Technology in finance was hitherto, relegated to be the back-end support system for many companies. Venture capitalists too had not seen the importance of it and barely invested in the sector. However, over the last decade everything has changed. Venture capital has ensured a good amount flow to the sector. Investments by VCs have increased from 5 per cent to 20 per cent in fintech firms. As fintechs grew, global banks rolled up corporate venture arms and digital incubators, investing, acquiring, and improving solutions from emerging start-up companies.
The coronavirus crisis is literally changing the way we transact, deal with, record, and use money. This fast emerging new normal which is a new paradigm of ‘low-touch, high-tech’ economy is literally driving enterprises to migrate their businesses online. Fintech’s are poised not just to grow but will boom. While previously, both traditional companies and laid-back customers had reservations about innovations like digital banking, the pandemic has quickly got them off the fence.

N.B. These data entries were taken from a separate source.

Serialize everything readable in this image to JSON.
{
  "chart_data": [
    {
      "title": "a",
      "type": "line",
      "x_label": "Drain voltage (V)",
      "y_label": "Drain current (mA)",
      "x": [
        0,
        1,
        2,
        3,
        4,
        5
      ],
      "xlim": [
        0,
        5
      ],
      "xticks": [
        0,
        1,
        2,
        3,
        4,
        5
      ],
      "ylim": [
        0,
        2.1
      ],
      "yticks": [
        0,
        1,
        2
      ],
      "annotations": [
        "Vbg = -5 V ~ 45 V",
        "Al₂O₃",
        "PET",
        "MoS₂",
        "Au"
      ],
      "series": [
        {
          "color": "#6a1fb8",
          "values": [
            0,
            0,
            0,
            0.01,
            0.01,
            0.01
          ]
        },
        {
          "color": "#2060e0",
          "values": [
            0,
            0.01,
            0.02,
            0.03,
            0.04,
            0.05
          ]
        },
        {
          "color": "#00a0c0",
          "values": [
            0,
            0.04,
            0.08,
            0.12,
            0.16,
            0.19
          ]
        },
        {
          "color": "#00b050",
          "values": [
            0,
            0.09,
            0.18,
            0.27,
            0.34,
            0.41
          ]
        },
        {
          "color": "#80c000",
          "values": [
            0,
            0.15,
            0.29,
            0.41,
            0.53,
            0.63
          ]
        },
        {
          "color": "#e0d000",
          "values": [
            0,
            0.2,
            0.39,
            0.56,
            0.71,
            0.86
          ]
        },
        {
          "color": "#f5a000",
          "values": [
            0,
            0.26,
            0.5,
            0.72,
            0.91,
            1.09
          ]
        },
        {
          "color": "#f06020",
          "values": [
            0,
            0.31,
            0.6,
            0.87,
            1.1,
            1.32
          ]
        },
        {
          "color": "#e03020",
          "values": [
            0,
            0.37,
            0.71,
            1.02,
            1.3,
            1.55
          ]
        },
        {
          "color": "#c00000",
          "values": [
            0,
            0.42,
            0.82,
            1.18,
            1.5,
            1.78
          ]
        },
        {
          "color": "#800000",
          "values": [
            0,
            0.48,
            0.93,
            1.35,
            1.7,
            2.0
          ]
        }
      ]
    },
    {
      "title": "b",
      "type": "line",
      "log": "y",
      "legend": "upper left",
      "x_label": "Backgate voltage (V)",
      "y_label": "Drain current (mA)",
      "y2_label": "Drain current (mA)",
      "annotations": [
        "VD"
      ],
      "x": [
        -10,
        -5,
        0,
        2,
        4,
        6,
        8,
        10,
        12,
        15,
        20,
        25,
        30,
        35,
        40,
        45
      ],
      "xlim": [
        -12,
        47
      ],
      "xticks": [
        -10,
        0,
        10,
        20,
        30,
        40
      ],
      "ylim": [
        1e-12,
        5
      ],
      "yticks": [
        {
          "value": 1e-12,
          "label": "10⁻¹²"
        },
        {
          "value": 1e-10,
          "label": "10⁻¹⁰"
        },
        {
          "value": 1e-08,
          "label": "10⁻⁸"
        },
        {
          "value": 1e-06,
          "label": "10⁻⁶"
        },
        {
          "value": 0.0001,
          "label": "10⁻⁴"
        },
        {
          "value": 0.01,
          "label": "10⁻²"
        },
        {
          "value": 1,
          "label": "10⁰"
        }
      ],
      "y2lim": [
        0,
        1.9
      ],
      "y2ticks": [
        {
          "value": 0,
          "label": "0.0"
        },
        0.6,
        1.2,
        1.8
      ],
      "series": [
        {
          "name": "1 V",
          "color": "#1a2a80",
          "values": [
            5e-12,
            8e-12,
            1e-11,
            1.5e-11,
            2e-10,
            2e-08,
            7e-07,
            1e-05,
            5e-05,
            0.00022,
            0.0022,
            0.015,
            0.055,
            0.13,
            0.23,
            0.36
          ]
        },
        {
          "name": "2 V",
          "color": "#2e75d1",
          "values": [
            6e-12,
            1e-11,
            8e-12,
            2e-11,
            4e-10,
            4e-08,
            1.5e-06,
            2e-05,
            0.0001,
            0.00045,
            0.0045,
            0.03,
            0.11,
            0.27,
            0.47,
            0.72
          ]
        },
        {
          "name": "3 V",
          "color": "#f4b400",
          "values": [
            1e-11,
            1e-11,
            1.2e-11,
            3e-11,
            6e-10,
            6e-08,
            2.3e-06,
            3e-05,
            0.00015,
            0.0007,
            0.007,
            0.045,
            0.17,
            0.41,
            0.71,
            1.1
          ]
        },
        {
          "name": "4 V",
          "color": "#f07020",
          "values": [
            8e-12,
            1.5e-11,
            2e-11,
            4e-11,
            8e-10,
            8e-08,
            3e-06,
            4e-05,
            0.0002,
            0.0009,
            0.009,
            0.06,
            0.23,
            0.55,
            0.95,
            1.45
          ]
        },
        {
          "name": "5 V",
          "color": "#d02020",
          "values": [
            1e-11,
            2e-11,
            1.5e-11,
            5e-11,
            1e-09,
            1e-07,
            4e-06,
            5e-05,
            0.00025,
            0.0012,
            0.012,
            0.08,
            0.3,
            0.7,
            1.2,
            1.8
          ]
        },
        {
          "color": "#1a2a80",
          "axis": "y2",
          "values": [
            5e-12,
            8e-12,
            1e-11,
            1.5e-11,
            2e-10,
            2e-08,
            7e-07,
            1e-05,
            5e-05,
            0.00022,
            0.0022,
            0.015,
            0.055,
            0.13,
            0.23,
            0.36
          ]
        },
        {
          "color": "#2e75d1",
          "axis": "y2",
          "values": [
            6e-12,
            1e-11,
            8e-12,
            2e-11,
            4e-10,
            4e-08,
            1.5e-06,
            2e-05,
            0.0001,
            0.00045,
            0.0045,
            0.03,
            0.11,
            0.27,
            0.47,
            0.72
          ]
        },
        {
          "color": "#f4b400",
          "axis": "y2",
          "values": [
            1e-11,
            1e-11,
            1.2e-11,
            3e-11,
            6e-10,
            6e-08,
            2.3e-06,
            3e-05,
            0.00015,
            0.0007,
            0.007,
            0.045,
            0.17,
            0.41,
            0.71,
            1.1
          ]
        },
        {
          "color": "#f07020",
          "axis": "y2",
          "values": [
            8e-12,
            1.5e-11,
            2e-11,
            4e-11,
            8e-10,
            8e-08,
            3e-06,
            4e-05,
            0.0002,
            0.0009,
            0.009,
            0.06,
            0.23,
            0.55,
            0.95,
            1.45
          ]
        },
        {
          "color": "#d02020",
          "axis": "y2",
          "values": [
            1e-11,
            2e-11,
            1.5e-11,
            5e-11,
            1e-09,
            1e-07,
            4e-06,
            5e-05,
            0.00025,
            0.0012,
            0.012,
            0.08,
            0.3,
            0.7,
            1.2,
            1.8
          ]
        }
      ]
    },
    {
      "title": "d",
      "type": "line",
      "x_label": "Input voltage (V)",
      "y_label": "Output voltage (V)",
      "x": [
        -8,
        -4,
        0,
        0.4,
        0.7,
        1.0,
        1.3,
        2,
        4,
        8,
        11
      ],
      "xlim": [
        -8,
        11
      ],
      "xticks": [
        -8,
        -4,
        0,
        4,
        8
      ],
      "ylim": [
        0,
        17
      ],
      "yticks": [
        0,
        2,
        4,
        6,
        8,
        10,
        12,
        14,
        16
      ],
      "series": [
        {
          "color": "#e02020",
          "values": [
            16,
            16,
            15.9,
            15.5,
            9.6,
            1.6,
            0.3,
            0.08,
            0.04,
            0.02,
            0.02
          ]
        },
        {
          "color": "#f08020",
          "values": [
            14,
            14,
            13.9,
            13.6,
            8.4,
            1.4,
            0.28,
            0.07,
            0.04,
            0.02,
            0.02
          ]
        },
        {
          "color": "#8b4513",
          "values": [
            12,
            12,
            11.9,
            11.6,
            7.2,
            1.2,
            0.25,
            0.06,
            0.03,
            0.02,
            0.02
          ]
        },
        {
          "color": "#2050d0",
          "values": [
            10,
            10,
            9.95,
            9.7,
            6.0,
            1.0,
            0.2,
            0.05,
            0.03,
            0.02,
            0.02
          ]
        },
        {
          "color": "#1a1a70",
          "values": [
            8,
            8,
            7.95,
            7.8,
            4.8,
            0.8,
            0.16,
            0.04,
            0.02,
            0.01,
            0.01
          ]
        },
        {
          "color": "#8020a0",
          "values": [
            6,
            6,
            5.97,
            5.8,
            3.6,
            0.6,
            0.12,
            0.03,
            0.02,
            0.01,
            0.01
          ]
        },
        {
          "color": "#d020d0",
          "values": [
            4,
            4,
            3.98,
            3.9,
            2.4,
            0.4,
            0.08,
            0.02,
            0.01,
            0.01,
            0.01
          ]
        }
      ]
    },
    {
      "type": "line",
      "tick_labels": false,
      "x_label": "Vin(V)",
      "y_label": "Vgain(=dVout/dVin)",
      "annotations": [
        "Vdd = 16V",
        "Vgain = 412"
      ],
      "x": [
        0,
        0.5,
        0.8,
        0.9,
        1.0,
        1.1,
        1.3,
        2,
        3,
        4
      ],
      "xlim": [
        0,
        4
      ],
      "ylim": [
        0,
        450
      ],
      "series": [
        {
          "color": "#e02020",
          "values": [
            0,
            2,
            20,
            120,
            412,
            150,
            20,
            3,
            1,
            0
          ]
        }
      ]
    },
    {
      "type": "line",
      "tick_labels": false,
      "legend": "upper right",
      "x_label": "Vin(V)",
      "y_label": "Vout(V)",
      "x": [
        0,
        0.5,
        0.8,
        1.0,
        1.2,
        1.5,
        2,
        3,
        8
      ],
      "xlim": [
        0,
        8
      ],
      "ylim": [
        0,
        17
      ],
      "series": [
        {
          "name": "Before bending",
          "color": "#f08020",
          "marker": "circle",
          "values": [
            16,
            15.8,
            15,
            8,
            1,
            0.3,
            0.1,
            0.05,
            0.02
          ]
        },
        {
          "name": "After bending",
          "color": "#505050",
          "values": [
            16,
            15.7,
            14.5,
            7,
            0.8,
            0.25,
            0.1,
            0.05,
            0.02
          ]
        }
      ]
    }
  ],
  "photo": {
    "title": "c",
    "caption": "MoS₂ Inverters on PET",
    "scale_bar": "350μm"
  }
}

New technologies such as machine learning, Internet-of-Things, artificial intelligence, blockchains, and cloud computing are the major drivers of growth for fintech companies today. These new technologies are driving consumer preferences and decisions today ranging from purchases to how they manage their money. Traditional banking and financial services players consider fintech as a disruptive phenomenon in the financial world. Few of them are embracing the latest technological innovations and are transforming the industry outside in, succeeding in areas traditional players have failed in. Fintech companies are now leading the industry by focusing on the major purpose of making money management easier and more effective.

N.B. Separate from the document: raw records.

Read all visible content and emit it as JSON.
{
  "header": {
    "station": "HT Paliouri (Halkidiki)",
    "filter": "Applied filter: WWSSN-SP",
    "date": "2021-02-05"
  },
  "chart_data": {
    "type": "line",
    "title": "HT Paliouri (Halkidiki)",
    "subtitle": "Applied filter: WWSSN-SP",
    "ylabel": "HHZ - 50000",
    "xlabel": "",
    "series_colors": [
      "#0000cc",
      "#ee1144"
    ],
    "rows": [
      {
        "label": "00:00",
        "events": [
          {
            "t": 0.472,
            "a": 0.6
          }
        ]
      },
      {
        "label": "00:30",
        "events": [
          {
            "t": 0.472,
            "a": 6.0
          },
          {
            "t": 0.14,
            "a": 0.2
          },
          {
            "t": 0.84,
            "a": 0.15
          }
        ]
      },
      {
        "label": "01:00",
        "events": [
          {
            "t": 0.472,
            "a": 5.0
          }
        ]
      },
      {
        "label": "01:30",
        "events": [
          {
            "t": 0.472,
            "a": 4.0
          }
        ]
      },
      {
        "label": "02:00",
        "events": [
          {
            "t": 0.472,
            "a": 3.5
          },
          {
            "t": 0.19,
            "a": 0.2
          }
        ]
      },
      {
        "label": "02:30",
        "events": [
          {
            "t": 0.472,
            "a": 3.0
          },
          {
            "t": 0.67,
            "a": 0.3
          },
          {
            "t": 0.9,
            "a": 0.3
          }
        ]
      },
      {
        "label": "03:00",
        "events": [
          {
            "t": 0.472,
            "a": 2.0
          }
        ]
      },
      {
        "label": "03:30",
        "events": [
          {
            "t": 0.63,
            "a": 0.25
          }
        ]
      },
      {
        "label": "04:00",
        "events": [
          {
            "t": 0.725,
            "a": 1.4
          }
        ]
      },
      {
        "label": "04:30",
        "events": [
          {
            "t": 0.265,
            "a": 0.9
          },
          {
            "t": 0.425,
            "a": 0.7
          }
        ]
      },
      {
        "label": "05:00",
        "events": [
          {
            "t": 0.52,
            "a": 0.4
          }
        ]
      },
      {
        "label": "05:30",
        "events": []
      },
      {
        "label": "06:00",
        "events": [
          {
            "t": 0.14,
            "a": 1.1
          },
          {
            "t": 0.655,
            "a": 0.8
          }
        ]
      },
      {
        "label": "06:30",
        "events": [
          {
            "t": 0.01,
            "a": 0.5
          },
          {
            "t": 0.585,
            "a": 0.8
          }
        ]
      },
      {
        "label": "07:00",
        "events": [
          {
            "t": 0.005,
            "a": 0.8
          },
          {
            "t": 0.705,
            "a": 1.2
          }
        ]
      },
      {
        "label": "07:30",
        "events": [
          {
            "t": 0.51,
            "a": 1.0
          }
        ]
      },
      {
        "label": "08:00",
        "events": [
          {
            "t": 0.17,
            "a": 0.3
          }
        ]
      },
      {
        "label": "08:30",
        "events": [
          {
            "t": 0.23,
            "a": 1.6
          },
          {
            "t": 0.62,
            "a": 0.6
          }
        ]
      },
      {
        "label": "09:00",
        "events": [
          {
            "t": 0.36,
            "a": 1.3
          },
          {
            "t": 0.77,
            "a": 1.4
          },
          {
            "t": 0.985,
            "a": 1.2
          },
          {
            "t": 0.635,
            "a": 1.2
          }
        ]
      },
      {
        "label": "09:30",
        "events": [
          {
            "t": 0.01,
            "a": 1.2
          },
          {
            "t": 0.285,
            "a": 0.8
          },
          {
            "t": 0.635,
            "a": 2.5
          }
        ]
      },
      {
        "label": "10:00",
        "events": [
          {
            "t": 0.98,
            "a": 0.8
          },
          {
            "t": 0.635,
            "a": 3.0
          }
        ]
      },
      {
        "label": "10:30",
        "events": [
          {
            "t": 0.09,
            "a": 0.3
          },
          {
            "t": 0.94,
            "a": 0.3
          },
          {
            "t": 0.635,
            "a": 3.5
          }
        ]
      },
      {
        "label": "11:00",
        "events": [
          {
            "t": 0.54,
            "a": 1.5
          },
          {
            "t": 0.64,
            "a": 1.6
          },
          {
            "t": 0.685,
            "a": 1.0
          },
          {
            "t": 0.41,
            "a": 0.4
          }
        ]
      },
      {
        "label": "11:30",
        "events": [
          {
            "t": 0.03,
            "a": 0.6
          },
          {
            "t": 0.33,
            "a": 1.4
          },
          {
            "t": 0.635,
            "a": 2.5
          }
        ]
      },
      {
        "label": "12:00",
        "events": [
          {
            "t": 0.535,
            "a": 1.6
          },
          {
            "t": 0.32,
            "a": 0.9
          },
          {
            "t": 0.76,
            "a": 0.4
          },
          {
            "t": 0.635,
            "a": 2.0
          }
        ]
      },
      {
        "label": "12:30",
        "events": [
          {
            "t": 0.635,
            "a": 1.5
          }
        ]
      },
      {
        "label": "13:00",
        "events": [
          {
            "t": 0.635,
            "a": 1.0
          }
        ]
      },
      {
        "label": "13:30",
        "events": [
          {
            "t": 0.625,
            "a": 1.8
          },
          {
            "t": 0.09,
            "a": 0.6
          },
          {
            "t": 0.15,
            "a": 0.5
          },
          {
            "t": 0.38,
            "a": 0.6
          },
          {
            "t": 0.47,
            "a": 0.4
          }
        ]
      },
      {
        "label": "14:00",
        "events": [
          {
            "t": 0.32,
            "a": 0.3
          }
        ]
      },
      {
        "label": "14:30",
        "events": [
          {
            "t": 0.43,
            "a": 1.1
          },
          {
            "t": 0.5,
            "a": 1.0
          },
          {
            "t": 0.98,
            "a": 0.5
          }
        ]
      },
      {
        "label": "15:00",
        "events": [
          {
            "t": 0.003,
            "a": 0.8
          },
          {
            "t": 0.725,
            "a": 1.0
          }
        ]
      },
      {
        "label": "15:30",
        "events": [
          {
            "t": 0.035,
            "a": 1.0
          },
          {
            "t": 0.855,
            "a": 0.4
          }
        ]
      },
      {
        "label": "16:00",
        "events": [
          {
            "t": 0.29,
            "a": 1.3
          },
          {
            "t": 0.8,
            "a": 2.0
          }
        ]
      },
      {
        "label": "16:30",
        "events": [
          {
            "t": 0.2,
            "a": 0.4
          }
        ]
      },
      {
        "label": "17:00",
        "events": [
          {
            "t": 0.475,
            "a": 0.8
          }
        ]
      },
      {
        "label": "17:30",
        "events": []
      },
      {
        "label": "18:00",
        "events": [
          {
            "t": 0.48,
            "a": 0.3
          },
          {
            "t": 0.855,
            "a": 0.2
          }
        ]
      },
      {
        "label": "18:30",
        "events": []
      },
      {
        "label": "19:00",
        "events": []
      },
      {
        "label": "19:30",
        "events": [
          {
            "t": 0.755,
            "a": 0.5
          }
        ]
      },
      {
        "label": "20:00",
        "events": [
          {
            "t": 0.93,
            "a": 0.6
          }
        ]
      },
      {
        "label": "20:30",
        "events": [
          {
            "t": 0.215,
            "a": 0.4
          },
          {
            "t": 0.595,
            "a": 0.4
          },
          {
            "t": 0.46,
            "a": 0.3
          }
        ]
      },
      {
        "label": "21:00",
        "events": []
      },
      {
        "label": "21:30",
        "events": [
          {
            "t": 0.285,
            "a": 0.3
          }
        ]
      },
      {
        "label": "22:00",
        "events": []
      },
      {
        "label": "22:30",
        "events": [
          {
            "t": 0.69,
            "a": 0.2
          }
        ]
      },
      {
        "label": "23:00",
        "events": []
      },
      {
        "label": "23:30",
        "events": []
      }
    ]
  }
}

Getting access to funds has become much more transparent and less centralized, and the traditional way of borrowing money from a bank via loans and mortgages is being complemented by options like crowd funding and peer-to-peer lending.

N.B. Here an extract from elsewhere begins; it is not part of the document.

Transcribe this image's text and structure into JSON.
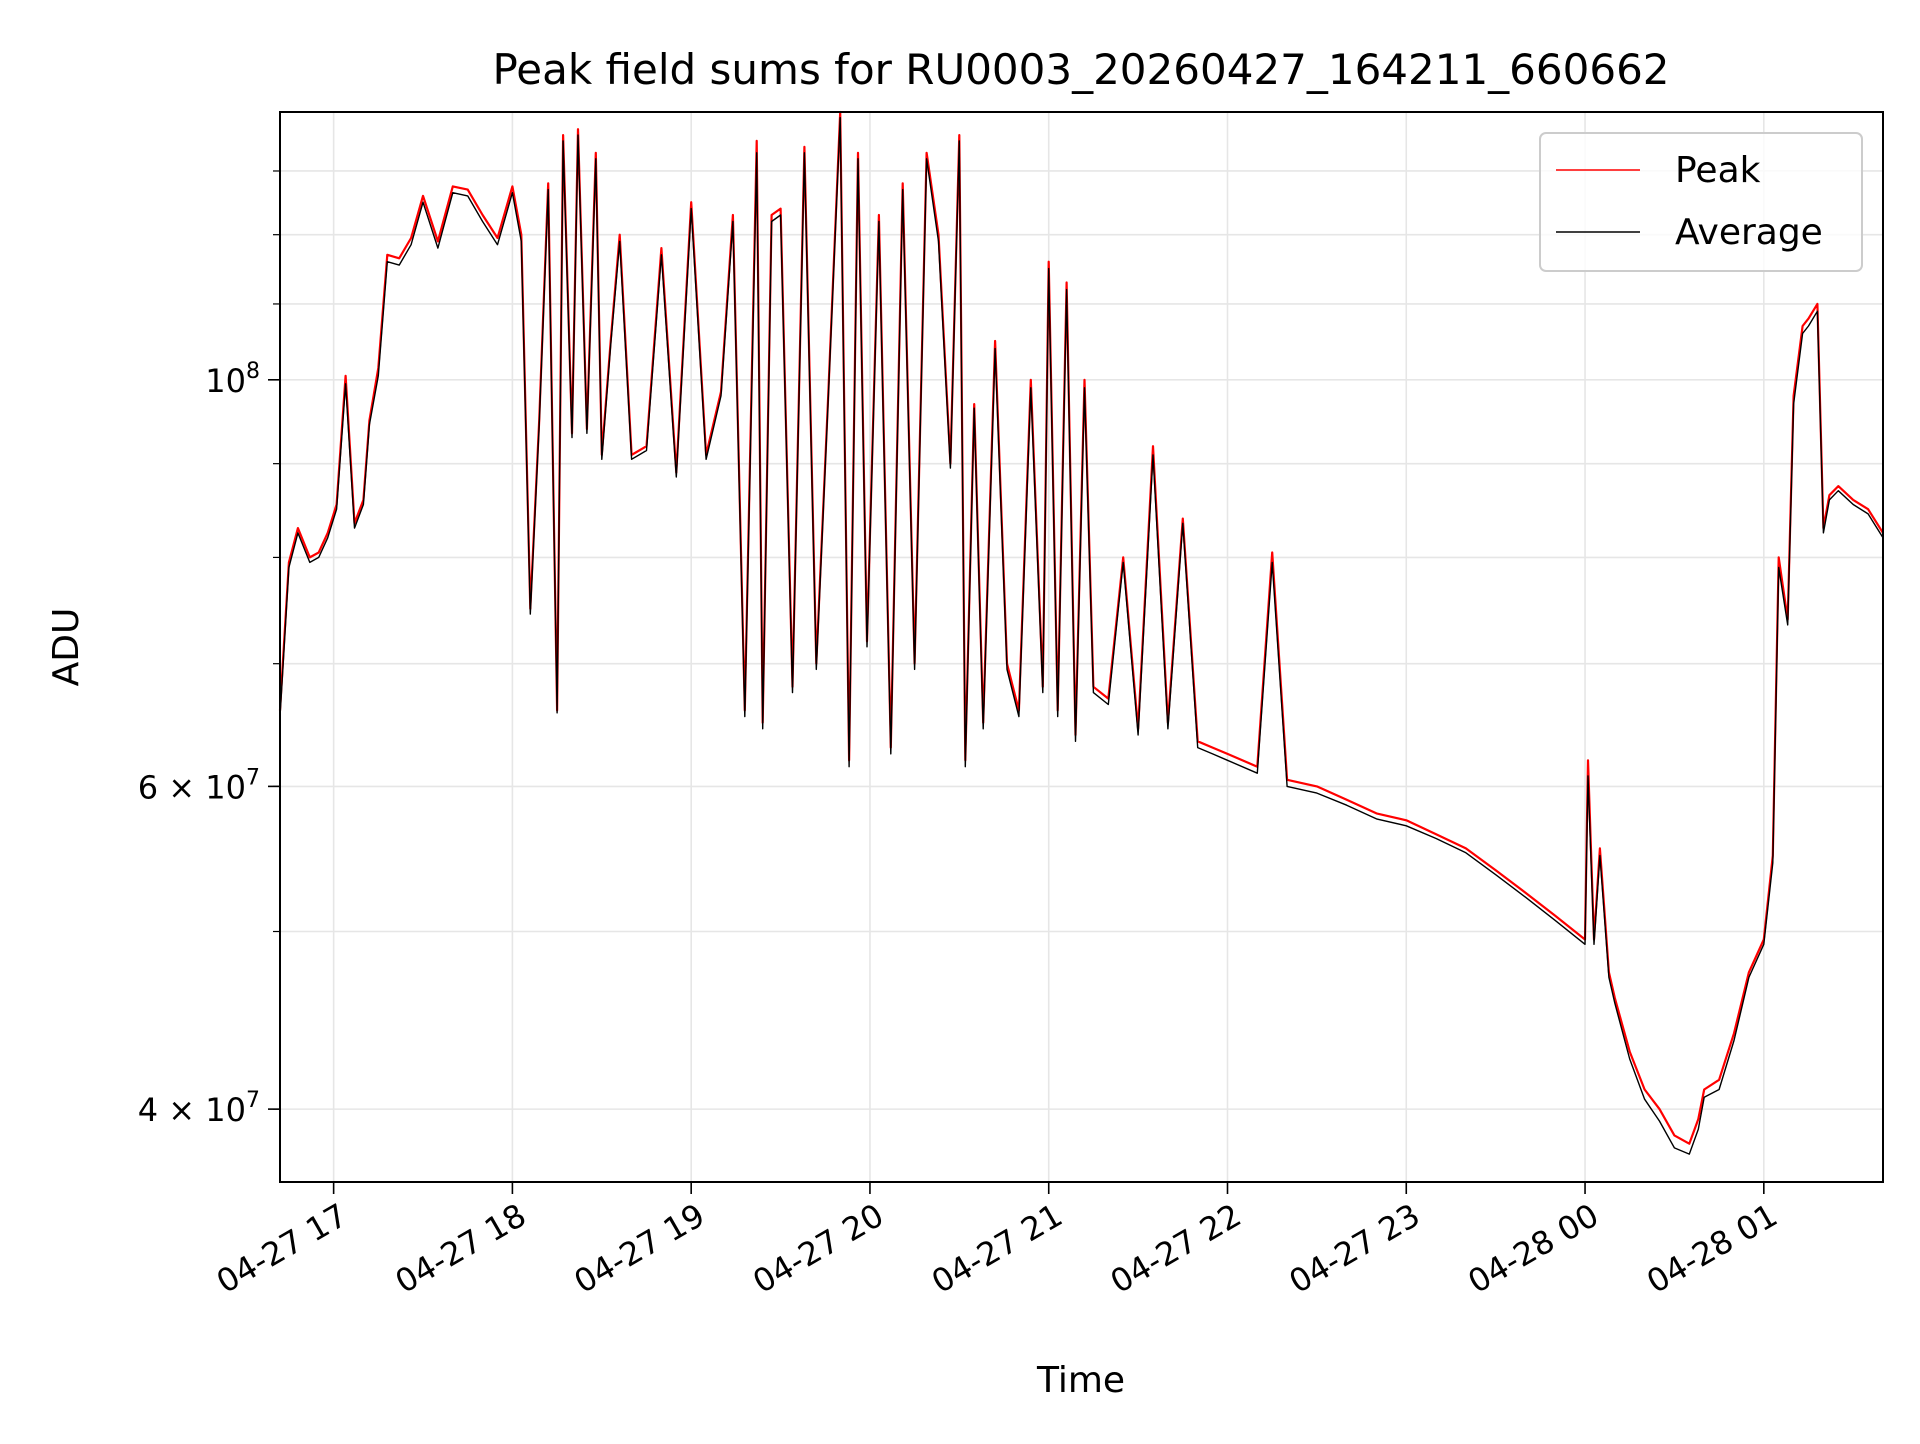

Fintech companies are developing good business propositions at lightning speed. We have only begun to scratch the surface of what is possible and likely to happen in the next few years. Fintech startups need to instil greater confidence among Indian customers who are very cautious in accessing financial transaction processing options digitally. Overcoming a few challenges in the financial sector, especially in the regulatory and data protection space can help to win consumer trust.
When it’s all about going cashless fintech’s have already made it easy with wallets and online payments. Today most of the banks are living in the same old model of surviving on CASA whereas consumer needs have moved much beyond; they want to see a consolidated dashboard and no single line items. With the increase in competition in the offerings, with the AA model, (account aggregator) banks will have to provide the information of the account holder. Fintech companies are being nimble and will be able to access the information and build better products for consumers. The onset of challenger banks is another area of challenge for the functioning of banks. Fintech companies are going to be fast on the innovation front making Banks the custodian of the money and taking over the remaining functions. Open banking platforms is another area which will further help fintech companies to have a greater control over the customer. Management of other requirements like investment management by helping invest in mutual funds, fixed deposits, insurance, alternate investments, etc., from a single account will add strength to what fintech companies can do going forward. The times are changing for the better.